Gary Streeter MP for South West Devon

Gary writes a weekly article which appears in the Plympton Plymstock and Ivybridge News in South West Devon. The articles are published here.

 

Thursday 10 February 2011

THE RIGHT TO VOTE, NOT FOR PRISONERS!
Sometimes you just have to take a stand, or better still go on the offensive. Our society is assailed by forces over which we sometimes feel we have no control. We wring our hands and feel powerless; never more so when the Court of Human Rights hands down a decision that offends our sense of fair play. This week your Parliament took a stand. I was one of those who voted against implementing the judgment of the ECHR that convicted criminals who were denied the right to vote whilst in prison should be compensated by the British government.
The European Convention of Human Rights was drawn up after the Second World War to protect people from suffering the kinds of outrages that were inflicted on some during that conflict. The Brits were very much a driving force for this important new idea. The Court of Human Rights was set up at the same time (in Strasbourg) to implement the Convention. So far so good. (By the way, this is all completely separate from the European Union.)
In 1978 a decision was made by the then judges on the court that the Convention was "a living instrument" which they could interpret to reflect social changes and modern day conditions.
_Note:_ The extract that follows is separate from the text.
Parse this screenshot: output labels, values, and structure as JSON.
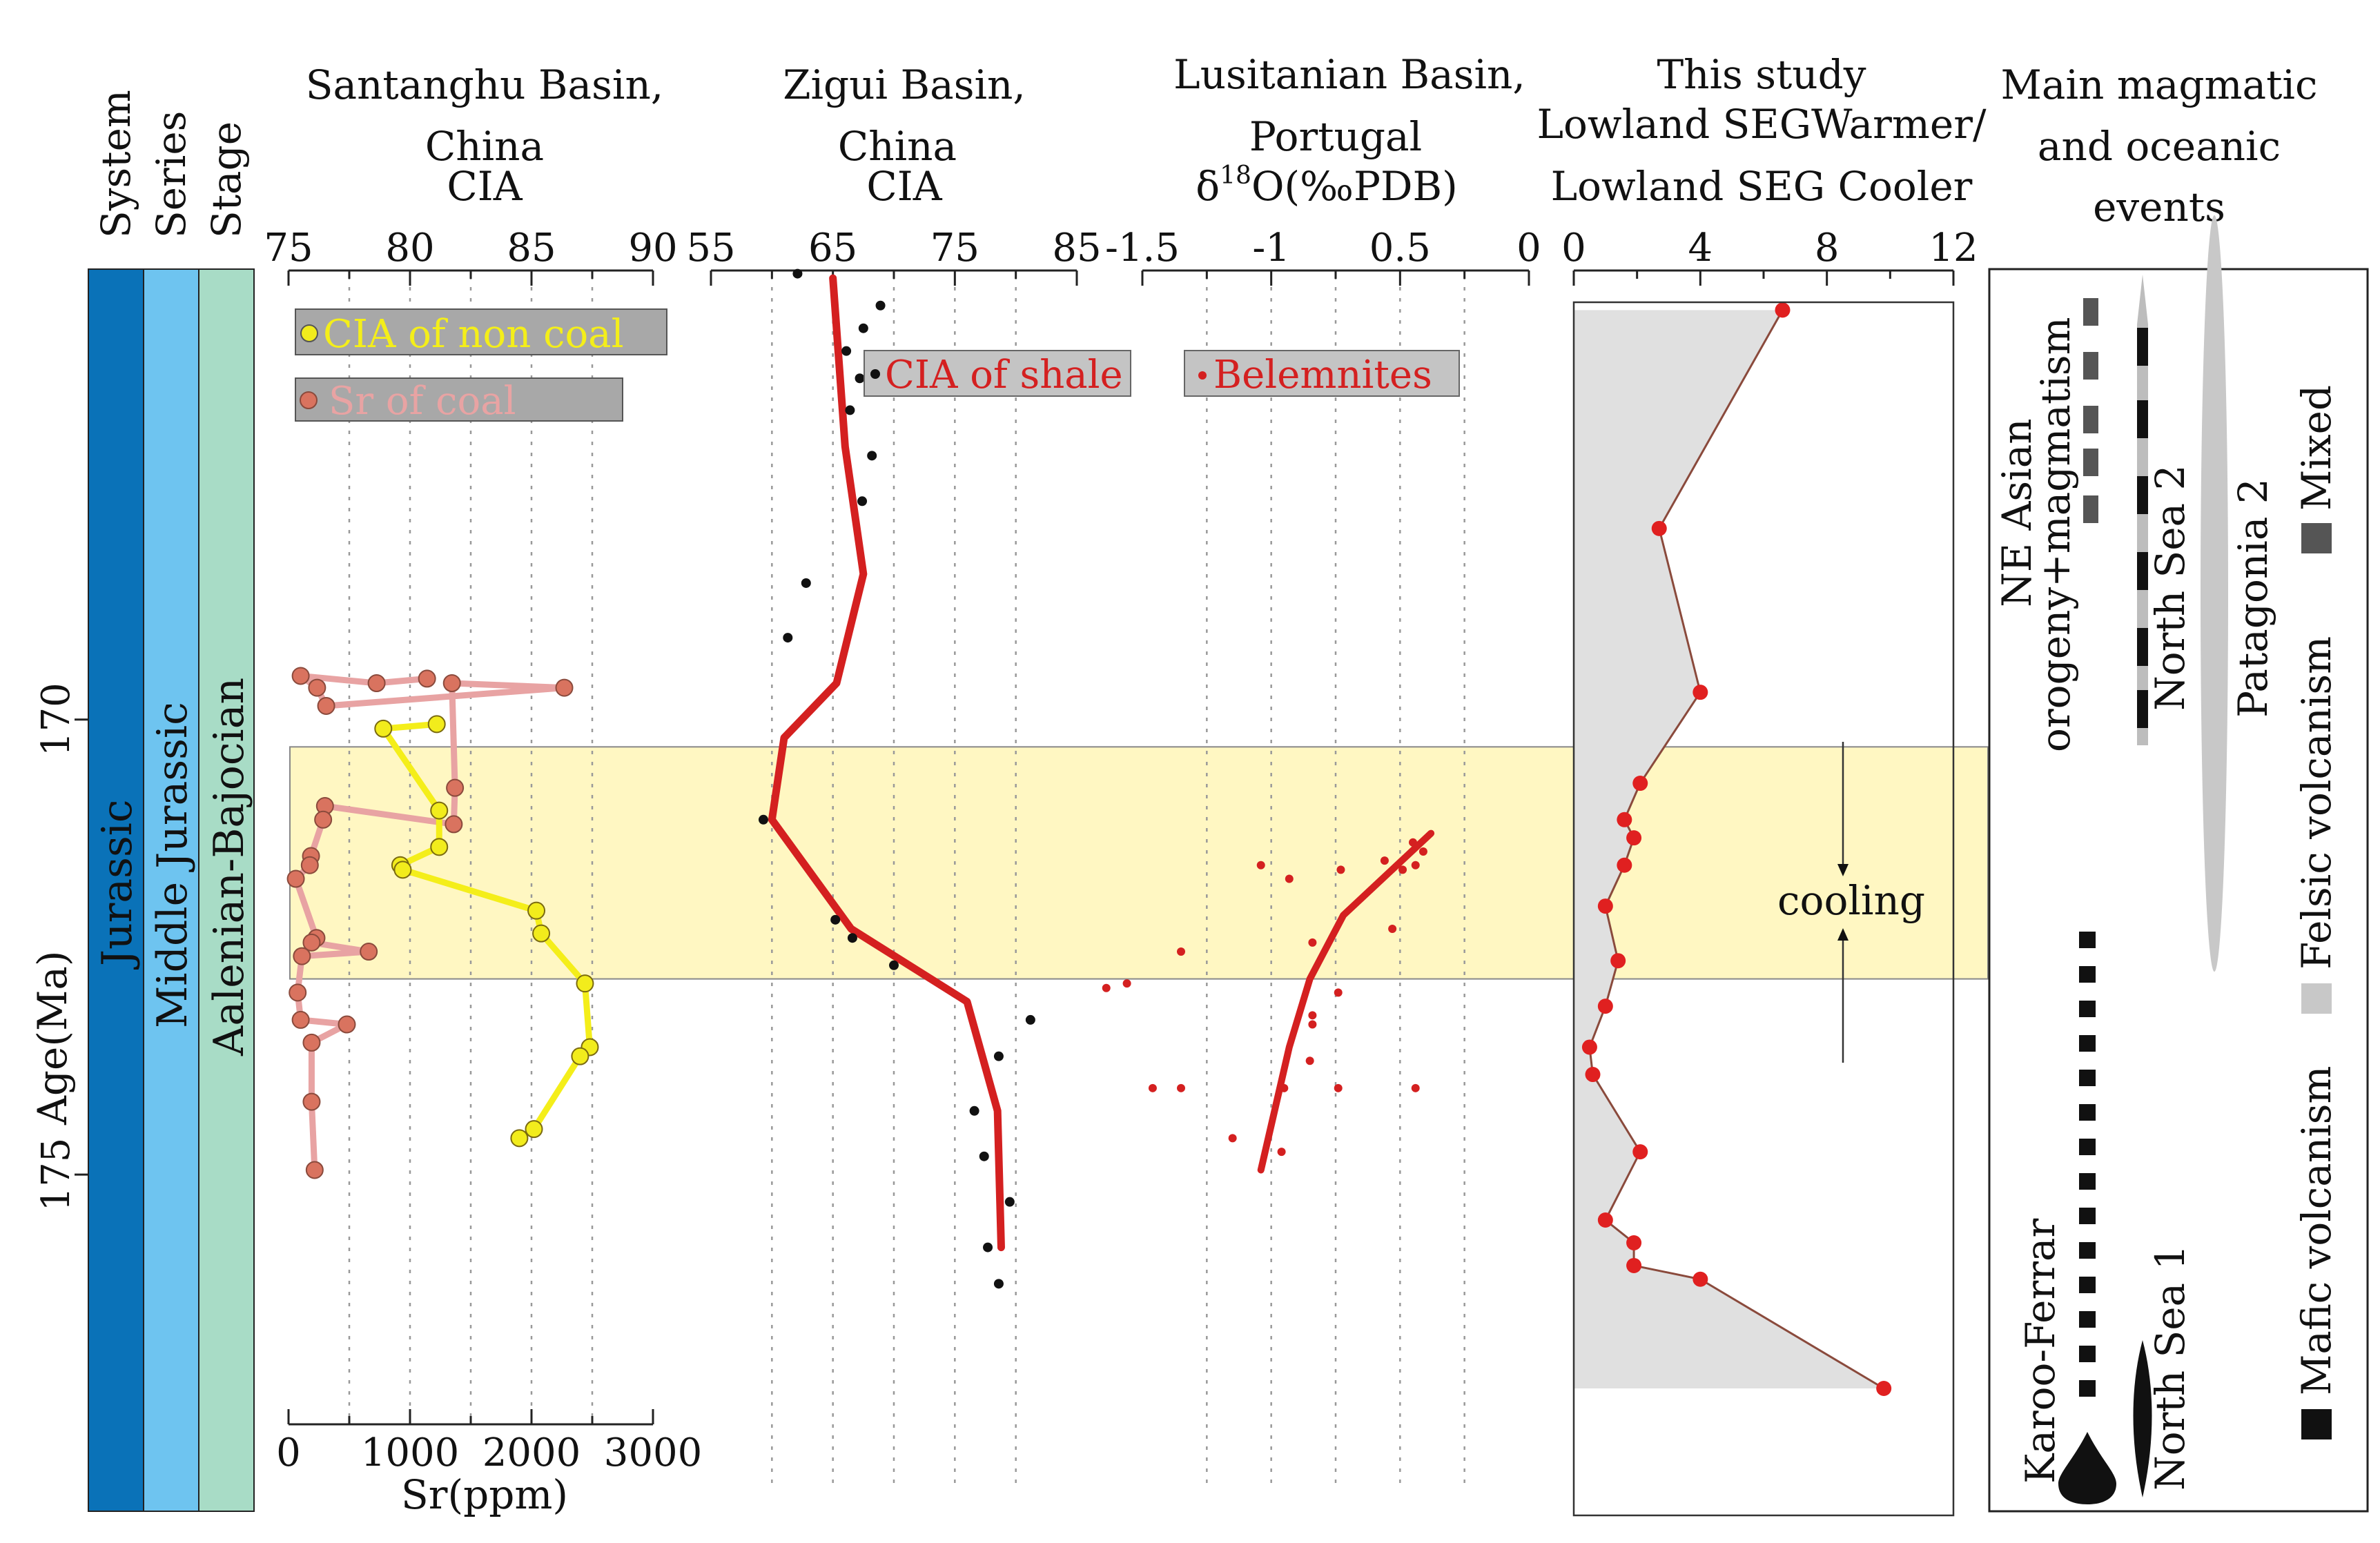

A steady trickle of daft decisions have followed ever since, none more so than when axe murderer John Hirst successfully won his case in Strasbourg for compensation for being denied the right to vote whilst inside. Nice man, he made himself a cup of coffee while the lady he attacked lay dying in the kitchen.
The court decision is flawed. The original wording of the Convention was intended to give different countries the ability to make different rules about voting rights and it has long been the case over here that prisoners should not vote. I suggested in the debate that we should now seek to renegotiate the Convention to prevent this kind of unintended mission creep ever happening again.
Why should prisoners get the right to vote? They are paying for wrongdoing they have inflicted on others and during that period should be denied a number of privileges that we in a free society take for granted. The right to vote, the building block of our democracy, is one of those rights.
I hope this is just the beginning of a reinvigorated House of Commons standing up for the people who put us there in the first place.